Once outside, the cold air revived him, and all his anger returned. As he had not been able to freeze Shin-ge-bis, he spent his rage on everything in his path. Under his tread the snow took on a crust; the brittle branches of the trees snapped as he blew and snorted; the prowling fox hurried to his hole; and the wandering coyote sought the first shelter at hand.

Once more he made his way to the wigwam of Shin-ge-bis, and shouted down the flue. "Come out," he called. "Come out, if you dare, and wrestle with me here in the snow. We'll soon see who's master then!"

Shin-ge-bis thought it over. "The fire must have weakened him," he said to himself. "And my own body is warm. I believe I can overpower him. Then he will not annoy me any more, and I can stay here as long as I please."

Out of the wigwam he rushed, and Ka-bib-on-okka came to meet him. Then a great struggle took place. Over and over on the hard snow they rolled, locked in one another's arms.

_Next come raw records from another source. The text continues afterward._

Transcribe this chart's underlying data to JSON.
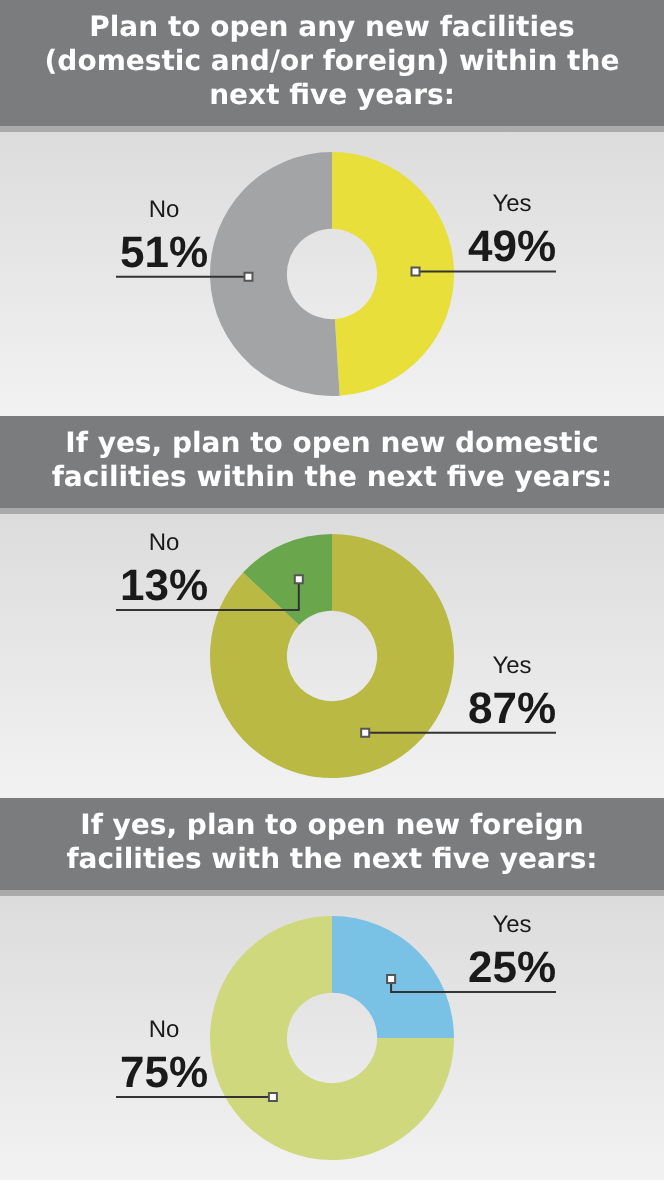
{
  "chart_data": [
    {
      "type": "donut",
      "title": "Plan to open any new facilities (domestic and/or foreign) within the next five years:",
      "categories": [
        "Yes",
        "No"
      ],
      "values": [
        49,
        51
      ],
      "colors": [
        "#e8df3a",
        "#a3a4a6"
      ],
      "value_labels": [
        "49%",
        "51%"
      ]
    },
    {
      "type": "donut",
      "title": "If yes, plan to open new domestic facilities within the next five years:",
      "categories": [
        "Yes",
        "No"
      ],
      "values": [
        87,
        13
      ],
      "colors": [
        "#b9b944",
        "#6aa74c"
      ],
      "value_labels": [
        "87%",
        "13%"
      ]
    },
    {
      "type": "donut",
      "title": "If yes, plan to open new foreign facilities with the next five years:",
      "categories": [
        "Yes",
        "No"
      ],
      "values": [
        25,
        75
      ],
      "colors": [
        "#79c2e6",
        "#cfd87c"
      ],
      "value_labels": [
        "25%",
        "75%"
      ]
    }
  ]
}
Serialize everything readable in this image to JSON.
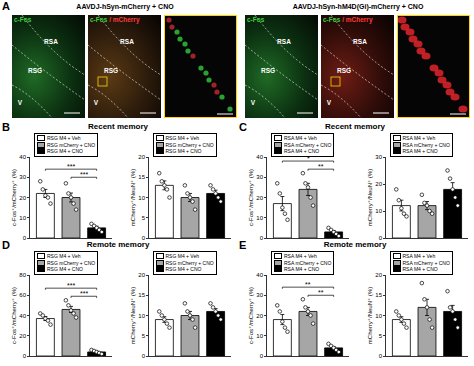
{
  "panel_a": {
    "label": "A",
    "groups": [
      {
        "title": "AAVDJ-hSyn-mCherry + CNO",
        "images": [
          {
            "channels": [
              "c-Fos"
            ],
            "regions": [
              "RSA",
              "RSG",
              "V"
            ]
          },
          {
            "channels": [
              "c-Fos",
              "/ mCherry"
            ],
            "regions": [
              "RSA",
              "RSG",
              "V"
            ]
          }
        ]
      },
      {
        "title": "AAVDJ-hSyn-hM4D(Gi)-mCherry + CNO",
        "images": [
          {
            "channels": [
              "c-Fos"
            ],
            "regions": [
              "RSA",
              "RSG",
              "V"
            ]
          },
          {
            "channels": [
              "c-Fos",
              "/ mCherry"
            ],
            "regions": [
              "RSA",
              "RSG",
              "V"
            ]
          }
        ]
      }
    ]
  },
  "chart_data": [
    {
      "type": "bar",
      "panel": "B",
      "title": "Recent memory",
      "ylabel": "c-Fos⁺/mCherry⁺ (%)",
      "categories": [
        "RSG M4 + Veh",
        "RSG mCherry + CNO",
        "RSG M4 + CNO"
      ],
      "colors": [
        "#ffffff",
        "#a6a6a6",
        "#000000"
      ],
      "values": [
        22,
        20,
        5
      ],
      "errors": [
        2,
        2.2,
        0.8
      ],
      "points": [
        [
          28,
          24,
          21,
          20,
          17
        ],
        [
          27,
          22,
          20,
          17,
          14
        ],
        [
          7,
          6,
          5,
          4,
          3
        ]
      ],
      "significance": [
        {
          "from": 1,
          "to": 2,
          "label": "***"
        },
        {
          "from": 0,
          "to": 2,
          "label": "***"
        }
      ],
      "ylim": [
        0,
        40
      ],
      "yticks": [
        0,
        10,
        20,
        30,
        40
      ],
      "grid": false,
      "tick_labels": "y"
    },
    {
      "type": "bar",
      "ylabel": "mCherry⁺/NeuN⁺ (%)",
      "categories": [
        "RSG M4 + Veh",
        "RSG mCherry + CNO",
        "RSG M4 + CNO"
      ],
      "colors": [
        "#ffffff",
        "#a6a6a6",
        "#000000"
      ],
      "values": [
        13,
        10,
        11
      ],
      "errors": [
        1.1,
        1,
        0.8
      ],
      "points": [
        [
          16,
          14,
          13,
          12,
          10
        ],
        [
          13,
          11,
          10,
          9,
          7
        ],
        [
          13,
          12,
          11,
          10,
          9
        ]
      ],
      "ylim": [
        0,
        20
      ],
      "yticks": [
        0,
        5,
        10,
        15,
        20
      ],
      "grid": false,
      "tick_labels": "y"
    },
    {
      "type": "bar",
      "panel": "C",
      "title": "Recent memory",
      "ylabel": "c-Fos⁺/mCherry⁺ (%)",
      "categories": [
        "RSA M4 + Veh",
        "RSA mCherry + CNO",
        "RSA M4 + CNO"
      ],
      "colors": [
        "#ffffff",
        "#a6a6a6",
        "#000000"
      ],
      "values": [
        17,
        24,
        3
      ],
      "errors": [
        3.5,
        3,
        0.7
      ],
      "points": [
        [
          27,
          22,
          15,
          12,
          9
        ],
        [
          32,
          27,
          25,
          20,
          16
        ],
        [
          5,
          4,
          3,
          2,
          1
        ]
      ],
      "significance": [
        {
          "from": 1,
          "to": 2,
          "label": "**"
        },
        {
          "from": 0,
          "to": 2,
          "label": "*"
        }
      ],
      "ylim": [
        0,
        40
      ],
      "yticks": [
        0,
        10,
        20,
        30,
        40
      ],
      "grid": false,
      "tick_labels": "y"
    },
    {
      "type": "bar",
      "ylabel": "mCherry⁺/NeuN⁺ (%)",
      "categories": [
        "RSA M4 + Veh",
        "RSA mCherry + CNO",
        "RSA M4 + CNO"
      ],
      "colors": [
        "#ffffff",
        "#a6a6a6",
        "#000000"
      ],
      "values": [
        12,
        12,
        18
      ],
      "errors": [
        2,
        1.5,
        2.5
      ],
      "points": [
        [
          18,
          14,
          11,
          9,
          8
        ],
        [
          16,
          13,
          12,
          10,
          9
        ],
        [
          25,
          22,
          18,
          15,
          12
        ]
      ],
      "ylim": [
        0,
        30
      ],
      "yticks": [
        0,
        10,
        20,
        30
      ],
      "grid": false,
      "tick_labels": "y"
    },
    {
      "type": "bar",
      "panel": "D",
      "title": "Remote memory",
      "ylabel": "c-Fos⁺/mCherry⁺ (%)",
      "categories": [
        "RSG M4 + Veh",
        "RSG mCherry + CNO",
        "RSG M4 + CNO"
      ],
      "colors": [
        "#ffffff",
        "#a6a6a6",
        "#000000"
      ],
      "values": [
        37,
        46,
        4
      ],
      "errors": [
        2,
        3,
        0.7
      ],
      "points": [
        [
          42,
          40,
          37,
          35,
          31
        ],
        [
          55,
          50,
          45,
          42,
          38
        ],
        [
          6,
          5,
          4,
          3,
          2
        ]
      ],
      "significance": [
        {
          "from": 1,
          "to": 2,
          "label": "***"
        },
        {
          "from": 0,
          "to": 2,
          "label": "***"
        }
      ],
      "ylim": [
        0,
        80
      ],
      "yticks": [
        0,
        20,
        40,
        60,
        80
      ],
      "grid": false,
      "tick_labels": "y"
    },
    {
      "type": "bar",
      "ylabel": "mCherry⁺/NeuN⁺ (%)",
      "categories": [
        "RSG M4 + Veh",
        "RSG mCherry + CNO",
        "RSG M4 + CNO"
      ],
      "colors": [
        "#ffffff",
        "#a6a6a6",
        "#000000"
      ],
      "values": [
        9,
        10,
        11
      ],
      "errors": [
        0.7,
        1,
        0.7
      ],
      "points": [
        [
          11,
          10,
          9,
          8,
          7
        ],
        [
          13,
          11,
          10,
          9,
          7
        ],
        [
          13,
          12,
          11,
          10,
          9
        ]
      ],
      "ylim": [
        0,
        20
      ],
      "yticks": [
        0,
        5,
        10,
        15,
        20
      ],
      "grid": false,
      "tick_labels": "y"
    },
    {
      "type": "bar",
      "panel": "E",
      "title": "Remote memory",
      "ylabel": "c-Fos⁺/mCherry⁺ (%)",
      "categories": [
        "RSA M4 + Veh",
        "RSA mCherry + CNO",
        "RSA M4 + CNO"
      ],
      "colors": [
        "#ffffff",
        "#a6a6a6",
        "#000000"
      ],
      "values": [
        18,
        22,
        4
      ],
      "errors": [
        2.5,
        2,
        0.7
      ],
      "points": [
        [
          25,
          22,
          17,
          14,
          12
        ],
        [
          28,
          24,
          22,
          20,
          16
        ],
        [
          6,
          5,
          4,
          3,
          2
        ]
      ],
      "significance": [
        {
          "from": 1,
          "to": 2,
          "label": "**"
        },
        {
          "from": 0,
          "to": 2,
          "label": "**"
        }
      ],
      "ylim": [
        0,
        40
      ],
      "yticks": [
        0,
        10,
        20,
        30,
        40
      ],
      "grid": false,
      "tick_labels": "y"
    },
    {
      "type": "bar",
      "ylabel": "mCherry⁺/NeuN⁺ (%)",
      "categories": [
        "RSA M4 + Veh",
        "RSA mCherry + CNO",
        "RSA M4 + CNO"
      ],
      "colors": [
        "#ffffff",
        "#a6a6a6",
        "#000000"
      ],
      "values": [
        9,
        12,
        11
      ],
      "errors": [
        0.7,
        2,
        1.5
      ],
      "points": [
        [
          11,
          10,
          9,
          8,
          7
        ],
        [
          18,
          14,
          12,
          9,
          7
        ],
        [
          16,
          12,
          11,
          9,
          7
        ]
      ],
      "ylim": [
        0,
        20
      ],
      "yticks": [
        0,
        5,
        10,
        15,
        20
      ],
      "grid": false,
      "tick_labels": "y"
    }
  ]
}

All night long they wrestled; and the foxes crept out of their holes, sitting at a safe distance in a circle, watching the wrestlers. The effort he put forth kept the blood warm in the body of Shin-ge-bis. He could feel the North Wind growing weaker and weaker; his icy breath was no longer a blast, but only a feeble sigh.

At last, as the sun rose in the east, the wrestlers stood apart, panting. Ka-bib-on-okka was conquered. With a despairing wail, he turned and sped away. Far, far to the North he sped, even to the land of the White Rabbit; and as he went, the laughter of Shin-ge-bis rang out and followed him. Cheerfulness and courage can overcome even the North Wind.